As word of Wilkinson's racial identity spread, discrimination became increasingly problematic in both her personal and professional life. Denham forbade her from dancing in certain locations and sent her ahead to safer cities on the tour. Ultimately, one of the company's ballet mistresses told her she would not go any further in her ballet career and should leave to start a school of African dance. Exhausted by years of discrimination, as well as the belief that the financially stressed troupe had become old-fashioned, Wilkinson left the company in 1961.

=== Between ballet companies ===
Following her departure from Ballet Russe, Wilkinson auditioned for several U.S.-based ballet companies, including New York City Ballet, American Ballet Theatre, and the Metropolitan Opera Ballet. But, she was not accepted. Disheartened, she stopped dancing for two years. Wilkinson worked briefly in customer service for a New York department store. Then, because she had always been attracted to the spiritual life, she joined an Anglican convent of the Sisterhood of the Holy Nativity in Fond du Lac, Wisconsin. She stayed for only six months as she soon realized she had been given a great gift she had not used to its fullest. She returned to ballet classes, and not long after, to performing when and where she could.

=== Dutch National Ballet ===
In the mid-1960s, Sylvester Campbell, an African-American principal dancer with the Dutch National Ballet, suggested Wilkinson approach that company. After speaking with them, she was invited to join the troupe as second soloist. She moved to the Netherlands in 1967 and stayed with the National Ballet for seven years. She performed in Les Sylphides, The Firebird, Serenade, Giselle, Mozartiana, Concerto Barocco, Swan Lake, Symphony in C, La Valse, The Snow Maiden and Graduation Ball. In 1974, at the age of 38, a homesick Wilkinson retired and returned to the U.S.

=== New York City Opera Ballet ===
Wilkinson did not stay in retirement long. When she returned to New York, the New York City Opera asked her to dance. She performed with them from 1974 until 1985. She continued with the opera as a character dancer and actor until 2011 when the company disbanded. Among her acting credits is the role of Malla in Stephen Sondheim's A Little Night Music (1990–1991). She also played Bloody Mary's assistant in a Broadway revival of South Pacific in 1987.

== Later life and death ==
Misty Copeland, the first African American to gain principal dancer status at the American Ballet Theatre, has called Wilkinson a mentor. Copeland's children's book, "The Firebird", was inspired by her relationship with Wilkinson.

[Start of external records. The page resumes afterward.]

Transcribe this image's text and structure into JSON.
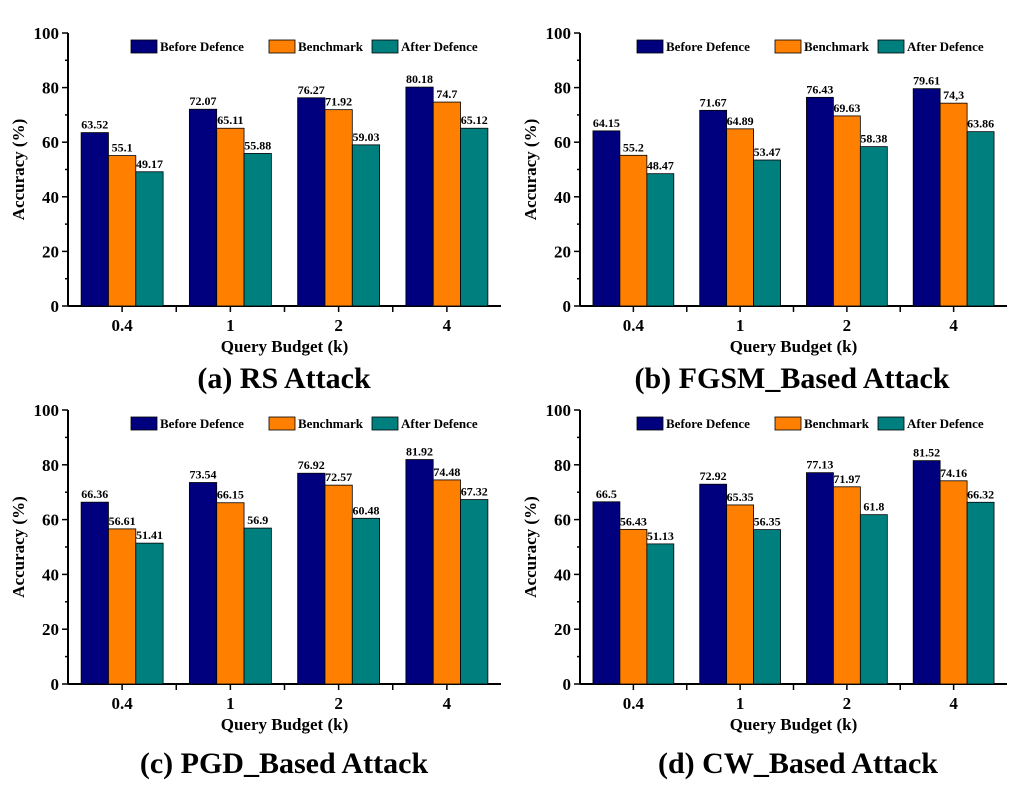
{
  "chart_data": [
    {
      "type": "bar",
      "caption": "(a) RS Attack",
      "xlabel": "Query Budget (k)",
      "ylabel": "Accuracy (%)",
      "ylim": [
        0,
        100
      ],
      "yticks": [
        0,
        20,
        40,
        60,
        80,
        100
      ],
      "categories": [
        "0.4",
        "1",
        "2",
        "4"
      ],
      "legend_position": "top-right",
      "series": [
        {
          "name": "Before Defence",
          "color": "#00007f",
          "values": [
            63.52,
            72.07,
            76.27,
            80.18
          ],
          "labels": [
            "63.52",
            "72.07",
            "76.27",
            "80.18"
          ]
        },
        {
          "name": "Benchmark",
          "color": "#ff7f00",
          "values": [
            55.1,
            65.11,
            71.92,
            74.7
          ],
          "labels": [
            "55.1",
            "65.11",
            "71.92",
            "74.7"
          ]
        },
        {
          "name": "After Defence",
          "color": "#007f7f",
          "values": [
            49.17,
            55.88,
            59.03,
            65.12
          ],
          "labels": [
            "49.17",
            "55.88",
            "59.03",
            "65.12"
          ]
        }
      ]
    },
    {
      "type": "bar",
      "caption": "(b) FGSM_Based Attack",
      "xlabel": "Query Budget (k)",
      "ylabel": "Accuracy (%)",
      "ylim": [
        0,
        100
      ],
      "yticks": [
        0,
        20,
        40,
        60,
        80,
        100
      ],
      "categories": [
        "0.4",
        "1",
        "2",
        "4"
      ],
      "legend_position": "top-right",
      "series": [
        {
          "name": "Before Defence",
          "color": "#00007f",
          "values": [
            64.15,
            71.67,
            76.43,
            79.61
          ],
          "labels": [
            "64.15",
            "71.67",
            "76.43",
            "79.61"
          ]
        },
        {
          "name": "Benchmark",
          "color": "#ff7f00",
          "values": [
            55.2,
            64.89,
            69.63,
            74.3
          ],
          "labels": [
            "55.2",
            "64.89",
            "69.63",
            "74,3"
          ]
        },
        {
          "name": "After Defence",
          "color": "#007f7f",
          "values": [
            48.47,
            53.47,
            58.38,
            63.86
          ],
          "labels": [
            "48.47",
            "53.47",
            "58.38",
            "63.86"
          ]
        }
      ]
    },
    {
      "type": "bar",
      "caption": "(c) PGD_Based Attack",
      "xlabel": "Query Budget (k)",
      "ylabel": "Accuracy (%)",
      "ylim": [
        0,
        100
      ],
      "yticks": [
        0,
        20,
        40,
        60,
        80,
        100
      ],
      "categories": [
        "0.4",
        "1",
        "2",
        "4"
      ],
      "legend_position": "top-right",
      "series": [
        {
          "name": "Before Defence",
          "color": "#00007f",
          "values": [
            66.36,
            73.54,
            76.92,
            81.92
          ],
          "labels": [
            "66.36",
            "73.54",
            "76.92",
            "81.92"
          ]
        },
        {
          "name": "Benchmark",
          "color": "#ff7f00",
          "values": [
            56.61,
            66.15,
            72.57,
            74.48
          ],
          "labels": [
            "56.61",
            "66.15",
            "72.57",
            "74.48"
          ]
        },
        {
          "name": "After Defence",
          "color": "#007f7f",
          "values": [
            51.41,
            56.9,
            60.48,
            67.32
          ],
          "labels": [
            "51.41",
            "56.9",
            "60.48",
            "67.32"
          ]
        }
      ]
    },
    {
      "type": "bar",
      "caption": "(d) CW_Based Attack",
      "xlabel": "Query Budget (k)",
      "ylabel": "Accuracy (%)",
      "ylim": [
        0,
        100
      ],
      "yticks": [
        0,
        20,
        40,
        60,
        80,
        100
      ],
      "categories": [
        "0.4",
        "1",
        "2",
        "4"
      ],
      "legend_position": "top-right",
      "series": [
        {
          "name": "Before Defence",
          "color": "#00007f",
          "values": [
            66.5,
            72.92,
            77.13,
            81.52
          ],
          "labels": [
            "66.5",
            "72.92",
            "77.13",
            "81.52"
          ]
        },
        {
          "name": "Benchmark",
          "color": "#ff7f00",
          "values": [
            56.43,
            65.35,
            71.97,
            74.16
          ],
          "labels": [
            "56.43",
            "65.35",
            "71.97",
            "74.16"
          ]
        },
        {
          "name": "After Defence",
          "color": "#007f7f",
          "values": [
            51.13,
            56.35,
            61.8,
            66.32
          ],
          "labels": [
            "51.13",
            "56.35",
            "61.8",
            "66.32"
          ]
        }
      ]
    }
  ]
}
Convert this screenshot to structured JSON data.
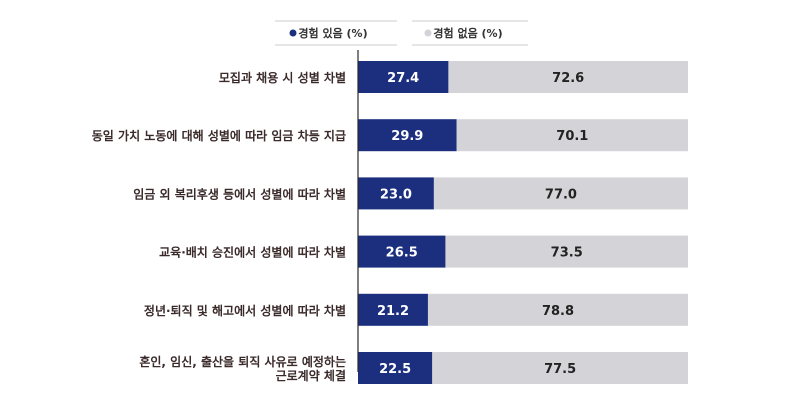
{
  "chart_data": {
    "type": "bar",
    "orientation": "horizontal",
    "stacked": true,
    "categories": [
      [
        "모집과 채용 시 성별 차별"
      ],
      [
        "동일 가치 노동에 대해 성별에 따라 임금 차등 지급"
      ],
      [
        "임금 외 복리후생 등에서 성별에 따라 차별"
      ],
      [
        "교육·배치 승진에서 성별에 따라 차별"
      ],
      [
        "정년·퇴직 및 해고에서 성별에 따라 차별"
      ],
      [
        "혼인, 임신, 출산을 퇴직 사유로 예정하는",
        "근로계약 체결"
      ]
    ],
    "series": [
      {
        "name": "경험 있음 (%)",
        "values": [
          27.4,
          29.9,
          23.0,
          26.5,
          21.2,
          22.5
        ],
        "labels": [
          "27.4",
          "29.9",
          "23.0",
          "26.5",
          "21.2",
          "22.5"
        ]
      },
      {
        "name": "경험 없음 (%)",
        "values": [
          72.6,
          70.1,
          77.0,
          73.5,
          78.8,
          77.5
        ],
        "labels": [
          "72.6",
          "70.1",
          "77.0",
          "73.5",
          "78.8",
          "77.5"
        ]
      }
    ],
    "xlim": [
      0,
      100
    ],
    "legend_position": "top",
    "grid": false
  },
  "colors": {
    "series": [
      "#1b2f7e",
      "#d4d4d8"
    ],
    "value_text": [
      "#ffffff",
      "#222222"
    ],
    "axis": "#2a2a2a",
    "legend_rule": "#cccccc"
  }
}
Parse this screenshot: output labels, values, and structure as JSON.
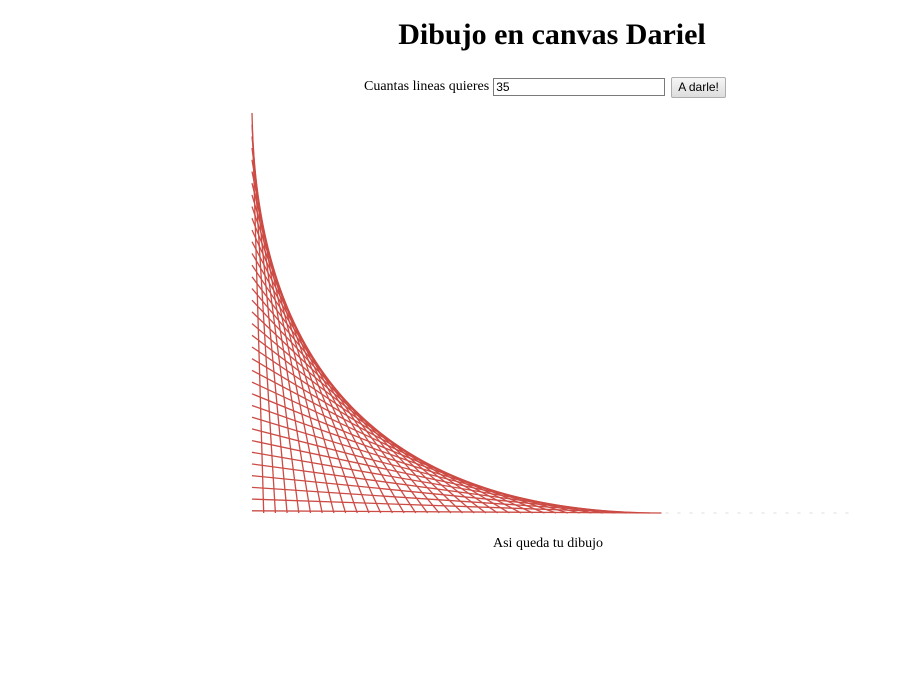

The narrative tells of a young dancer who, with Copeland's help, finds self-confidence and success.

Wilkinson presented the 2014 Dance Magazine Award to Copeland in December of that year. In June 2015, Wilkinson received the 2015 Dance/USA Trustee Award from presenter Misty Copeland.

Wilkinson's biography is included in Black Ballerina, a full-length documentary. The film tells the story of three black ballerinas from the past: Wilkinson, Delores Brown and Joan Myers Brown and contrasts their experiences with those of three young black dancers presently pursuing ballet careers.

Raven Wilkinson died on December 17, 2018, at the age of 83.